Yesterday, I read a book on depression "Lost Connections" by Johann Hari. The following paragraph really made me wonder:
"Today they are all around us. Some one in five U.S. adults is taking at least one drug for a psychiatric problem; nearly one in four middle-aged women in the United States is taking antidepressants at any given time; around one in ten boys at American high schools is being given a powerful stimulant to make them focus; and addictions to legal and illegal drugs are now so widespread that the life expectancy of white men is declining for the first time in the entire peacetime history of the United States.

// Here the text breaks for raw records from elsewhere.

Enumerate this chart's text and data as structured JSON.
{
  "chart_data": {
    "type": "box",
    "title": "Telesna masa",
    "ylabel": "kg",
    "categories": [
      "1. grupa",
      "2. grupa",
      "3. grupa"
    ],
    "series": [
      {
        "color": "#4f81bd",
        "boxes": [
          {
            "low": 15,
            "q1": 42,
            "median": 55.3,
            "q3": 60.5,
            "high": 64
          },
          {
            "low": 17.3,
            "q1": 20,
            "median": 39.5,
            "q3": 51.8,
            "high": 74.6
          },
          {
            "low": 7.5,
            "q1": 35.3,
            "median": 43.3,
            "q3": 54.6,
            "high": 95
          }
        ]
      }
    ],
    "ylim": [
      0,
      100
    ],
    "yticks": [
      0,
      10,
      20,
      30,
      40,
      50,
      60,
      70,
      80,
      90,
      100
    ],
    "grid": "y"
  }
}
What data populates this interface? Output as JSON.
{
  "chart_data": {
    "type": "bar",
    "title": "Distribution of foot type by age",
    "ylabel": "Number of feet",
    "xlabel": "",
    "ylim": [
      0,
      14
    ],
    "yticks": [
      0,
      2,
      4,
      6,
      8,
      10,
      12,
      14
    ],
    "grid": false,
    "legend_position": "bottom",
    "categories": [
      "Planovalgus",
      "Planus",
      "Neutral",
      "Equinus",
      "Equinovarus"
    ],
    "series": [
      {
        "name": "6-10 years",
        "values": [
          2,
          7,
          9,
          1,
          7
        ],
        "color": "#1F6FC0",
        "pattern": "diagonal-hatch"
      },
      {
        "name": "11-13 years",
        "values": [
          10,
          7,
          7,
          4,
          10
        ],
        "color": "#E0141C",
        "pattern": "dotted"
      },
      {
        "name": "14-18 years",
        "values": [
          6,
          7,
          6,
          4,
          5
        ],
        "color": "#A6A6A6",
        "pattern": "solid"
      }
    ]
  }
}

These effects have radiated out across the Western world: for example, as you read this, one in three French people is taking a legal psychotropic drug such as an antidepressant, while the UK has almost the highest use in all of Europe. You can't escape it: when scientists test the water supply of Western countries, they always find it is laced with antidepressants, because so many of us are taking them and excreting them that they simply can't be filtered out of the water we drink every day. We are literally awash in these drugs."

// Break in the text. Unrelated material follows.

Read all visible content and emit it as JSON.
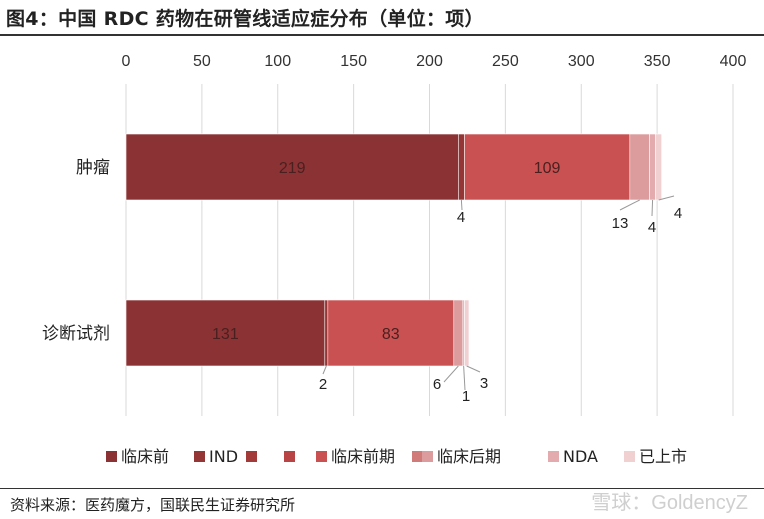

I was astonished to see such prevalent psychiatric disorders in the West which is far more wealthier than India. The entire world is running after money and power and the ones who already have it are more depressed than the ones who do not have it. In fact, even within India, my experience is that most of the patients with depression are from the rich class and the poor have more physical ailments and fewer psychiatric disorders. That brings a natural curiosity to my mind as to what is the fundamental cause of depression.

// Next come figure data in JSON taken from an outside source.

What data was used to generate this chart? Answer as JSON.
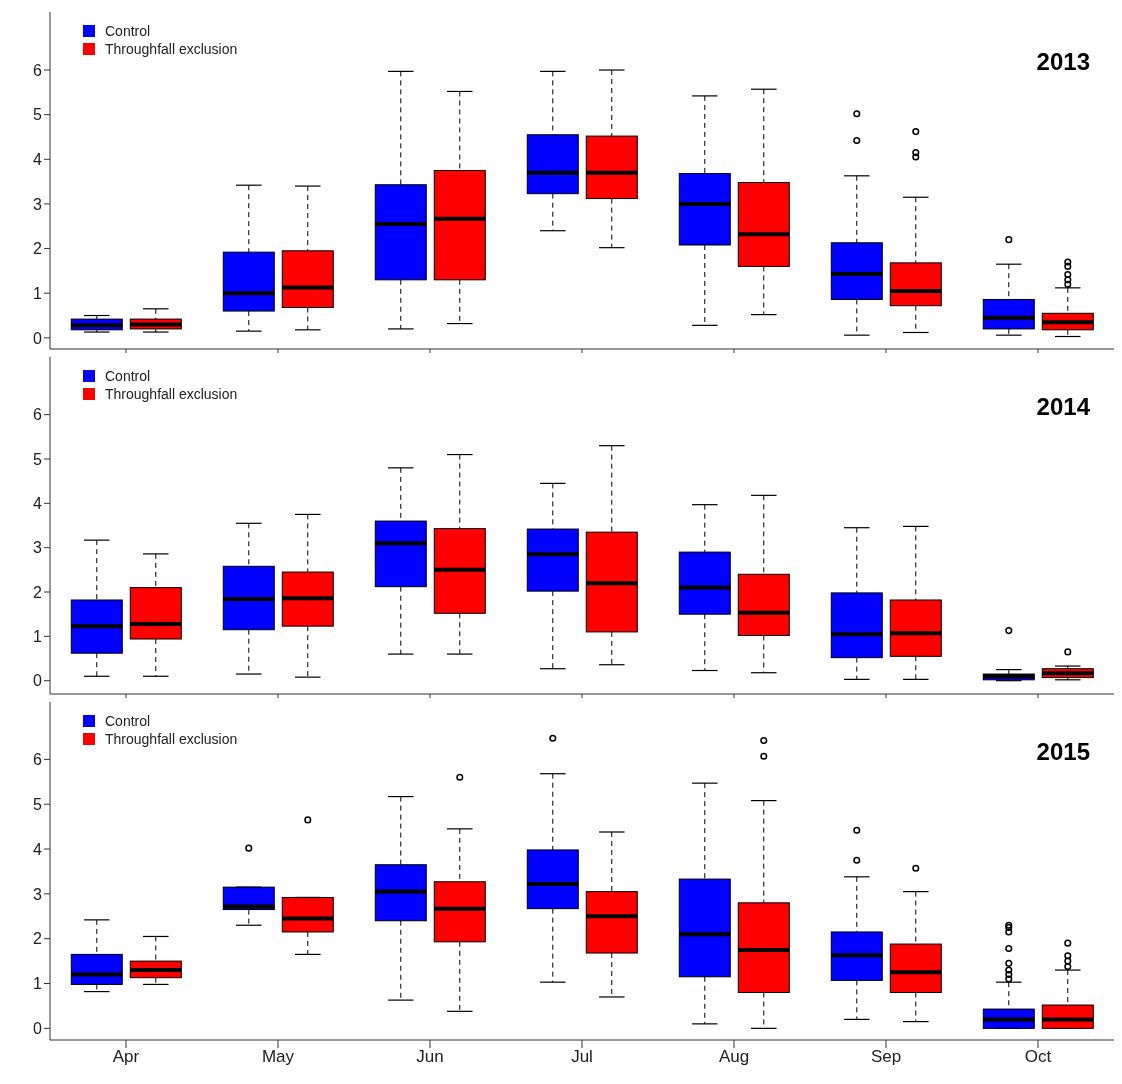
{
  "chart_data": [
    {
      "type": "box",
      "title": "2013",
      "categories": [
        null,
        null,
        null,
        null,
        null,
        null,
        null
      ],
      "ylim": [
        -0.25,
        7.3
      ],
      "yticks": [
        0,
        1,
        2,
        3,
        4,
        5,
        6
      ],
      "legend": "top left",
      "series": [
        {
          "name": "Control",
          "color": "#0000ff",
          "boxes": [
            {
              "low": 0.13,
              "q1": 0.18,
              "median": 0.28,
              "q3": 0.42,
              "high": 0.5
            },
            {
              "low": 0.15,
              "q1": 0.6,
              "median": 1.0,
              "q3": 1.92,
              "high": 3.42
            },
            {
              "low": 0.2,
              "q1": 1.3,
              "median": 2.55,
              "q3": 3.43,
              "high": 5.97
            },
            {
              "low": 2.4,
              "q1": 3.23,
              "median": 3.7,
              "q3": 4.55,
              "high": 5.97
            },
            {
              "low": 0.28,
              "q1": 2.08,
              "median": 3.0,
              "q3": 3.68,
              "high": 5.42
            },
            {
              "low": 0.06,
              "q1": 0.86,
              "median": 1.43,
              "q3": 2.13,
              "high": 3.63,
              "outliers": [
                4.42,
                5.02
              ]
            },
            {
              "low": 0.06,
              "q1": 0.2,
              "median": 0.45,
              "q3": 0.86,
              "high": 1.65,
              "outliers": [
                2.2
              ]
            }
          ]
        },
        {
          "name": "Throughfall exclusion",
          "color": "#ff0000",
          "boxes": [
            {
              "low": 0.13,
              "q1": 0.2,
              "median": 0.3,
              "q3": 0.42,
              "high": 0.65
            },
            {
              "low": 0.18,
              "q1": 0.68,
              "median": 1.13,
              "q3": 1.95,
              "high": 3.4
            },
            {
              "low": 0.32,
              "q1": 1.3,
              "median": 2.67,
              "q3": 3.75,
              "high": 5.52
            },
            {
              "low": 2.02,
              "q1": 3.12,
              "median": 3.7,
              "q3": 4.52,
              "high": 6.0
            },
            {
              "low": 0.52,
              "q1": 1.6,
              "median": 2.32,
              "q3": 3.48,
              "high": 5.57
            },
            {
              "low": 0.12,
              "q1": 0.72,
              "median": 1.05,
              "q3": 1.68,
              "high": 3.15,
              "outliers": [
                4.05,
                4.15,
                4.62
              ]
            },
            {
              "low": 0.03,
              "q1": 0.18,
              "median": 0.35,
              "q3": 0.55,
              "high": 1.12,
              "outliers": [
                1.2,
                1.3,
                1.42,
                1.6,
                1.7
              ]
            }
          ]
        }
      ]
    },
    {
      "type": "box",
      "title": "2014",
      "categories": [
        null,
        null,
        null,
        null,
        null,
        null,
        null
      ],
      "ylim": [
        -0.3,
        7.3
      ],
      "yticks": [
        0,
        1,
        2,
        3,
        4,
        5,
        6
      ],
      "legend": "top left",
      "series": [
        {
          "name": "Control",
          "color": "#0000ff",
          "boxes": [
            {
              "low": 0.1,
              "q1": 0.62,
              "median": 1.23,
              "q3": 1.82,
              "high": 3.17
            },
            {
              "low": 0.15,
              "q1": 1.15,
              "median": 1.84,
              "q3": 2.58,
              "high": 3.55
            },
            {
              "low": 0.6,
              "q1": 2.12,
              "median": 3.1,
              "q3": 3.6,
              "high": 4.8
            },
            {
              "low": 0.27,
              "q1": 2.02,
              "median": 2.85,
              "q3": 3.42,
              "high": 4.45
            },
            {
              "low": 0.23,
              "q1": 1.5,
              "median": 2.1,
              "q3": 2.9,
              "high": 3.97
            },
            {
              "low": 0.03,
              "q1": 0.52,
              "median": 1.05,
              "q3": 1.98,
              "high": 3.45
            },
            {
              "low": 0.0,
              "q1": 0.02,
              "median": 0.1,
              "q3": 0.15,
              "high": 0.25,
              "outliers": [
                1.13
              ]
            }
          ]
        },
        {
          "name": "Throughfall exclusion",
          "color": "#ff0000",
          "boxes": [
            {
              "low": 0.1,
              "q1": 0.94,
              "median": 1.28,
              "q3": 2.1,
              "high": 2.86
            },
            {
              "low": 0.08,
              "q1": 1.23,
              "median": 1.86,
              "q3": 2.45,
              "high": 3.75
            },
            {
              "low": 0.6,
              "q1": 1.52,
              "median": 2.5,
              "q3": 3.43,
              "high": 5.1
            },
            {
              "low": 0.36,
              "q1": 1.1,
              "median": 2.2,
              "q3": 3.35,
              "high": 5.3
            },
            {
              "low": 0.18,
              "q1": 1.02,
              "median": 1.53,
              "q3": 2.4,
              "high": 4.18
            },
            {
              "low": 0.03,
              "q1": 0.55,
              "median": 1.07,
              "q3": 1.82,
              "high": 3.48
            },
            {
              "low": 0.02,
              "q1": 0.07,
              "median": 0.17,
              "q3": 0.27,
              "high": 0.33,
              "outliers": [
                0.65
              ]
            }
          ]
        }
      ]
    },
    {
      "type": "box",
      "title": "2015",
      "categories": [
        "Apr",
        "May",
        "Jun",
        "Jul",
        "Aug",
        "Sep",
        "Oct"
      ],
      "ylim": [
        -0.26,
        7.28
      ],
      "yticks": [
        0,
        1,
        2,
        3,
        4,
        5,
        6
      ],
      "legend": "top left",
      "series": [
        {
          "name": "Control",
          "color": "#0000ff",
          "boxes": [
            {
              "low": 0.82,
              "q1": 0.98,
              "median": 1.2,
              "q3": 1.65,
              "high": 2.42
            },
            {
              "low": 2.3,
              "q1": 2.65,
              "median": 2.72,
              "q3": 3.15,
              "high": 3.15,
              "outliers": [
                4.02
              ]
            },
            {
              "low": 0.63,
              "q1": 2.4,
              "median": 3.05,
              "q3": 3.65,
              "high": 5.17
            },
            {
              "low": 1.03,
              "q1": 2.67,
              "median": 3.22,
              "q3": 3.98,
              "high": 5.68,
              "outliers": [
                6.47
              ]
            },
            {
              "low": 0.1,
              "q1": 1.15,
              "median": 2.1,
              "q3": 3.33,
              "high": 5.47
            },
            {
              "low": 0.2,
              "q1": 1.07,
              "median": 1.63,
              "q3": 2.15,
              "high": 3.38,
              "outliers": [
                3.75,
                4.42
              ]
            },
            {
              "low": 0.0,
              "q1": 0.0,
              "median": 0.2,
              "q3": 0.43,
              "high": 1.03,
              "outliers": [
                1.1,
                1.2,
                1.3,
                1.45,
                1.78,
                2.15,
                2.25,
                2.3
              ]
            }
          ]
        },
        {
          "name": "Throughfall exclusion",
          "color": "#ff0000",
          "boxes": [
            {
              "low": 0.98,
              "q1": 1.13,
              "median": 1.3,
              "q3": 1.5,
              "high": 2.05
            },
            {
              "low": 1.65,
              "q1": 2.15,
              "median": 2.45,
              "q3": 2.92,
              "high": 2.92,
              "outliers": [
                4.65
              ]
            },
            {
              "low": 0.38,
              "q1": 1.93,
              "median": 2.67,
              "q3": 3.27,
              "high": 4.45,
              "outliers": [
                5.6
              ]
            },
            {
              "low": 0.7,
              "q1": 1.68,
              "median": 2.5,
              "q3": 3.05,
              "high": 4.38
            },
            {
              "low": 0.0,
              "q1": 0.8,
              "median": 1.75,
              "q3": 2.8,
              "high": 5.08,
              "outliers": [
                6.07,
                6.42
              ]
            },
            {
              "low": 0.15,
              "q1": 0.8,
              "median": 1.25,
              "q3": 1.88,
              "high": 3.05,
              "outliers": [
                3.57
              ]
            },
            {
              "low": 0.0,
              "q1": 0.0,
              "median": 0.2,
              "q3": 0.52,
              "high": 1.3,
              "outliers": [
                1.38,
                1.5,
                1.62,
                1.9
              ]
            }
          ]
        }
      ]
    }
  ]
}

The author of the book has given a few reasons for depression including the following:-
- disconnection from meaningful work
- disconnection from the other people
- disconnection from meaningful values
- childhood trauma
- crisis of respect
- disconnection from nature
- loss of hope
- neurological changes
Can't we learn from the cumulative suffering of humanity and work on our inner hollowness rather than making one or the other meaning of life and then suffering the phases of stress, anxiety, and depression in moments of crisis? Why do we lay the foundation of such crises? Why not make the building of our lives crisis-proof? It does not need much effort but an honest inquiry into our true nature. We just need to observe what all these meanings, we have made, are doing to us and to society in general. If we are honest in our inquiry and observation, it will not take much time to realize that whatever meaning we make, everything will fall apart. It's just a matter of time. We are just waiting for a crisis to happen. The immunity of the body can't be replaced with antibiotics and painkillers. They provide immediate relief and that's fine but they are not a long-term solution to the health problems. Finally one needs to work on immunity. Similarly, whatever meaning we make of life may work in the short run. However, we need to reestablish that inner connection to do away with the hollowness and as a natural consequence of this inquiry into the inner hollowness, a space gets created which is filled with love and compassion. There is no space for stress and anxiety in an inner world full of love and compassion.